Our Church's Endowment: It Matters

  • An endowment is a fund with money in it, set up to provide long-term support for a particular nonprofit organization or cause.

  • Expenditures from the endowment are important to our Church for many reasons. The two most important uses are these:


    • Support for annual budget, last year totaling approximately $50,000 a year for the past several years.

    • Care and maintenance of our beautiful and historic church building.


    Our annual budget is carefully crafted each year to support our staff, our programs, and the mission of our church. The impact of reducing our annual expenditures by approximately $50,000 would be devastating to our budget.


    Our church building, originally completed in 1809, is magnificent and it is an icon of the Town of Middlebury. But it is also an expensive building to maintain. Without the funds provided by the Church Building endowment account, the ongoing costs of this maintenance could be an intolerable burden for our membership and our Church budget. Having an endowment to provide a significant portion of the maintenance needs of the church building enables our church members to focus most of their resources each year on the important mission of the Christian Church.

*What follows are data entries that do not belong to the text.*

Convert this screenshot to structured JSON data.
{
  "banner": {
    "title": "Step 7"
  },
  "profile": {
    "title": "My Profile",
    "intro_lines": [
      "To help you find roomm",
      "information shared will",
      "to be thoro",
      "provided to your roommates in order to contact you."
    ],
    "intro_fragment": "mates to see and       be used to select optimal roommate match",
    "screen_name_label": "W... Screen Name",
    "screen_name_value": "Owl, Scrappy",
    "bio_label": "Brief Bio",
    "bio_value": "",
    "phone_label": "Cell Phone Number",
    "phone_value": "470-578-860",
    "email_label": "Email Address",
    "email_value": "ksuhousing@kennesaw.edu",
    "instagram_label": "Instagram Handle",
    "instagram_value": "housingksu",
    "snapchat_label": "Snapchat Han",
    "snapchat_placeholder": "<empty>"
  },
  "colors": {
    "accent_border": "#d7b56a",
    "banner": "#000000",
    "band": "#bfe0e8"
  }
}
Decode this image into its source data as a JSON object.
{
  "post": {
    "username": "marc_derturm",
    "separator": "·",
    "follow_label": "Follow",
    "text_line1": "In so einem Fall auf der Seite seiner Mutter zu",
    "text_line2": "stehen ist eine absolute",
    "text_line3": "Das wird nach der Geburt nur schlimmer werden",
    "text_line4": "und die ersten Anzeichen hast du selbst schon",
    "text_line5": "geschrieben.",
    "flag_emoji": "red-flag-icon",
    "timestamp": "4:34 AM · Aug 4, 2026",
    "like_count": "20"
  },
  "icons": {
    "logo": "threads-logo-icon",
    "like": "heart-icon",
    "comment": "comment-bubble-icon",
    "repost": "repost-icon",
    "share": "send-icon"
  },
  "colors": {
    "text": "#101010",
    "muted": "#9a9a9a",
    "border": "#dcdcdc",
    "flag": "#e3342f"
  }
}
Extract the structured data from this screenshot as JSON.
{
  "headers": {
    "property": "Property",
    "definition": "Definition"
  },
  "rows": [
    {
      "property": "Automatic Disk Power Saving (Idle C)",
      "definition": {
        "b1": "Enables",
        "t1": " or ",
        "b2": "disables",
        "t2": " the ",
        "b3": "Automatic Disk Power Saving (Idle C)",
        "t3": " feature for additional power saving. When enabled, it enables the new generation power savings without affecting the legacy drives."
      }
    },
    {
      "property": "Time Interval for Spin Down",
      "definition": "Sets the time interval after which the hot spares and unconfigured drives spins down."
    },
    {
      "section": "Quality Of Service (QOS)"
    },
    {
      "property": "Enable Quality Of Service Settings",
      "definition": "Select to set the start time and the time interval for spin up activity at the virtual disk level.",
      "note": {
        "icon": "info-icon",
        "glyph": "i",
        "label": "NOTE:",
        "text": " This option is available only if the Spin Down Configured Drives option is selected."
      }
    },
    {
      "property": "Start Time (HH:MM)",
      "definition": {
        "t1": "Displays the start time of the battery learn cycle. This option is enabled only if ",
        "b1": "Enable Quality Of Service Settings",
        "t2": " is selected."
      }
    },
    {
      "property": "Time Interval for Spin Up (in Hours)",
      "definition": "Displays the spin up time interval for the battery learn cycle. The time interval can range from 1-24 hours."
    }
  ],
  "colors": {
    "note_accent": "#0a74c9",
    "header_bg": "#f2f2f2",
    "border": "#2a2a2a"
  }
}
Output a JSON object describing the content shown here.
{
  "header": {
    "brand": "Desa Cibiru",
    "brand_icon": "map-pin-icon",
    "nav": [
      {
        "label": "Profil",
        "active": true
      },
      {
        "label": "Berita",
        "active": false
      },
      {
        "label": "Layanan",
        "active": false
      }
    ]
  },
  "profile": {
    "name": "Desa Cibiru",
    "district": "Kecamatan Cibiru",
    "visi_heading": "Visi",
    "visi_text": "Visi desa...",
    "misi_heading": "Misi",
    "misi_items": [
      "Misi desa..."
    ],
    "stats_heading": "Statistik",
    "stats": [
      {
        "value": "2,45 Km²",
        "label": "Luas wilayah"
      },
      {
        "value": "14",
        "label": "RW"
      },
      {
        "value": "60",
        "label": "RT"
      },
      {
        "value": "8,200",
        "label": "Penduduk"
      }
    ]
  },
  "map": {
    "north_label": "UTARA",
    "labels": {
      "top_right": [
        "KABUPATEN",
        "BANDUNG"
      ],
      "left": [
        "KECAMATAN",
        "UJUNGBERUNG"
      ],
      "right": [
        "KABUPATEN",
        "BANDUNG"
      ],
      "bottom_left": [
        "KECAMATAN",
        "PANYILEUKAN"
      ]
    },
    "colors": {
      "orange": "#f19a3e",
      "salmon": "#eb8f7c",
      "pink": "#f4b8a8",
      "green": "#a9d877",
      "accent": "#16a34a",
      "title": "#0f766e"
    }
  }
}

  • Our endowment was initiated by three gifts made in the 1890s that created funds for which only the income could be used, ensuring that the funds continue to support the Church "in perpetuity". Nearly all funds in our endowment have come in the form of bequests from the estates of Church members made over the past 125 years. The focus of the endowment is on meeting the continuing needs of the Church for the long run. It is thus natural that we rely on bequests from our members for these funds.


  • Our Church's endowment, managed by the Board of Trustees, is comprised of three accounts: Fiscal, Church Building, and Restricted. Each account contains funds provided by a named donor or a specific bequest. Some funds specify that only the income earned may be expended, and other funds permit the expenditures of both principal and/or income.


    The Fiscal Account is our Unrestricted Endowment; funds withdrawn may be used for any purpose. For many years we have used this fund to support our annual budget expenditures. The rate of spending on this account is limited, by vote of the congregation, to four percent of a five-year average value of the account. This policy ensures stability of the income provided each year, and in years when investment earnings exceed four percent it provides for some growth of the account.


    The Church Building Account provides resources for the "Care and Maintenance of the Church Building." Its primary uses have been for painting the building, repairs and painting of the steeple, repairs to the slate roof, installing heat pumps in Fellowship Hall, and the historic window preservation project. The Board of Trustees has generally limited expenditures from the Building Account to items that exceed $10,000 in cost.


    The Restricted Account contains funds having specific purposes designated by the donor, usually through their bequests to the Church. For example, existing funds support: annual gifts to individuals with specific needs; discretionary support for the work of our Boards of Deacons and Pastoral Care; purchases of library books and of music; maintenance and other support for the organ; and flowers used in the sanctuary.


  • Our endowment is managed by the Board of Trustees, and the Trustees delegate some of the management to the Investments Subcommittee and to an investments management firm (currently Charles Schwab Corporation and One Day in July). The Trustees and the Church Council have endorsed a "goals and policies" statement for our endowment that clarifies the long-range perspective for the endowment. In particular, the statement includes the following:


    The Church needs income from its endowed funds, each year and in the long run, to meet operating budgets and to provide for the continuing care and maintenance of the physical building. Therefore, the Church seeks to manage its endowment carefully and wisely, and to preserve its long-range buying power.